Search code examples
pythonnumpystatisticsrankingpercentile

Understanding numpy percentile computation


I understand percentile in the context of test scores with many examples (eg. you SAT score falls in the 99th percentile), but I am not sure I understand percentile in the following context and what is going on. Imagine a model outputs probabilities (on some days we have a lot of new data and outputted probabilities, and some days we don't). Imagine I want to compute the 99th percentile of outputted probabilities.

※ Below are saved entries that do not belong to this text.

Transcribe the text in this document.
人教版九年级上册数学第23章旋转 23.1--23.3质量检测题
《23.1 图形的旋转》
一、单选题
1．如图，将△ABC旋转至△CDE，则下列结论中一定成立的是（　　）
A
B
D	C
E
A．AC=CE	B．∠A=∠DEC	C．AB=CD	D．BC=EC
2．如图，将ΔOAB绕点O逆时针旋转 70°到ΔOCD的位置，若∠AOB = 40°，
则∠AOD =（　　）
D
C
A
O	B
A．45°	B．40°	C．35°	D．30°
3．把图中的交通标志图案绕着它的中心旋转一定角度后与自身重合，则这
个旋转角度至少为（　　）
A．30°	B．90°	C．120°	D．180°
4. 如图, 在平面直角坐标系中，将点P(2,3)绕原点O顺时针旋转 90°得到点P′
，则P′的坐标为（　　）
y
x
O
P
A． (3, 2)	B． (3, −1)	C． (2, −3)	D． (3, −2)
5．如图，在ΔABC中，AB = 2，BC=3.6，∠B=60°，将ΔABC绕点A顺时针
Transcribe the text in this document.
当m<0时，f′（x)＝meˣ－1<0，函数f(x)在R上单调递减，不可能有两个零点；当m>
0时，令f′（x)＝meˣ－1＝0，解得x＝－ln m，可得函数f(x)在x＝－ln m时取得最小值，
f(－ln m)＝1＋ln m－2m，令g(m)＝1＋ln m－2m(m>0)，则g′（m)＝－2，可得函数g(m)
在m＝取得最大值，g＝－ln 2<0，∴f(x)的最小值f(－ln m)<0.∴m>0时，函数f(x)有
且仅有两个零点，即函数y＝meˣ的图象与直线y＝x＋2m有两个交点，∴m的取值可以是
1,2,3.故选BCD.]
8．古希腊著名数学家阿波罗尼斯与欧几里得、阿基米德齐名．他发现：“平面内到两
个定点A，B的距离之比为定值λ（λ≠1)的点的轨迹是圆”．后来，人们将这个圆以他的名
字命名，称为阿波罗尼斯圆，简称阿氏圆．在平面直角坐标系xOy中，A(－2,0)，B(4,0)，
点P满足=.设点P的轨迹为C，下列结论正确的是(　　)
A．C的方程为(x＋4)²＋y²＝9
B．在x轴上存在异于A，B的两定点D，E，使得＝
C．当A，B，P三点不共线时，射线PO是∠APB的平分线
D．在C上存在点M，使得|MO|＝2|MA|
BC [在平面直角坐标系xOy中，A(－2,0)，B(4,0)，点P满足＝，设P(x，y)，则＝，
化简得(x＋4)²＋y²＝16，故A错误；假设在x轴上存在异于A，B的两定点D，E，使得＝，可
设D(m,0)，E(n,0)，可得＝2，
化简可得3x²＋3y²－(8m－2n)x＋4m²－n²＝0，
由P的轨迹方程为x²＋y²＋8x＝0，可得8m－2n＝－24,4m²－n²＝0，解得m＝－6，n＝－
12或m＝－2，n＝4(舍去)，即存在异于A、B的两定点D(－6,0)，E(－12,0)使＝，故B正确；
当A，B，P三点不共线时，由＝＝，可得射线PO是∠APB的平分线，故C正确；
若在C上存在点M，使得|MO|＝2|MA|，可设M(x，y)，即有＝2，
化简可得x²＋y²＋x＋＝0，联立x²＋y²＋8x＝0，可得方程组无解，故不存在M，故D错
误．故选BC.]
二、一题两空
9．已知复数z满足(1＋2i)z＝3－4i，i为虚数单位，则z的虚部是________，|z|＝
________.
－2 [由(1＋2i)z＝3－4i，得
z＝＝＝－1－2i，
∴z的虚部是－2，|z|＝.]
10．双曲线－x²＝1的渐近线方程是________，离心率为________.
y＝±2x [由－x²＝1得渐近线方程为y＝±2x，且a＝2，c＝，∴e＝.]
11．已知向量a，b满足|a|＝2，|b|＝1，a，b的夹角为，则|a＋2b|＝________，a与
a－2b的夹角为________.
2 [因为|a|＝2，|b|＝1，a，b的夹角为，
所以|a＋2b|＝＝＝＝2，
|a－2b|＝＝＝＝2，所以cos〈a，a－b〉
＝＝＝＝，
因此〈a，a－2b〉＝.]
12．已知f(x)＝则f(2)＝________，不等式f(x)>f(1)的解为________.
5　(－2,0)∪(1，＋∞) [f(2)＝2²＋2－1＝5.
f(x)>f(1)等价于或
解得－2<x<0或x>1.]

Here are the probabilities for today:

a = np.array([0,0.2,0.4,0.7,1])
p = np.percentile(a,99)
print(p)

0.988

I don't understand how the 99th percentile is computed in this situation where there are only 5 outputted probabilities. How was the output computed? Thanks!


Solution

  • Linear interpolation is applied. You can check consistency yourself:

    a = np.array([0,0.2,0.4,0.7,1])
    
    np.sort(a)  # array([ 0. ,  0.2,  0.4,  0.7,  1. ])
    
    np.percentile(a, 75)   # 0.70
    np.percentile(a, 100)  # 1.0
    np.percentile(a, 99)   # 0.988
    
    0.70 + (1.0 - 0.70) * (99 - 75) / (100 - 75)  # 0.988
    

    The documentation also specifies 'linear' as the default:

    numpy.percentile(a, q, axis=None, out=None, overwrite_input=False, interpolation='linear', keepdims=False)

    'linear': i + (j - i) * fraction, where fraction is the fractional part of the index surrounded by i and j.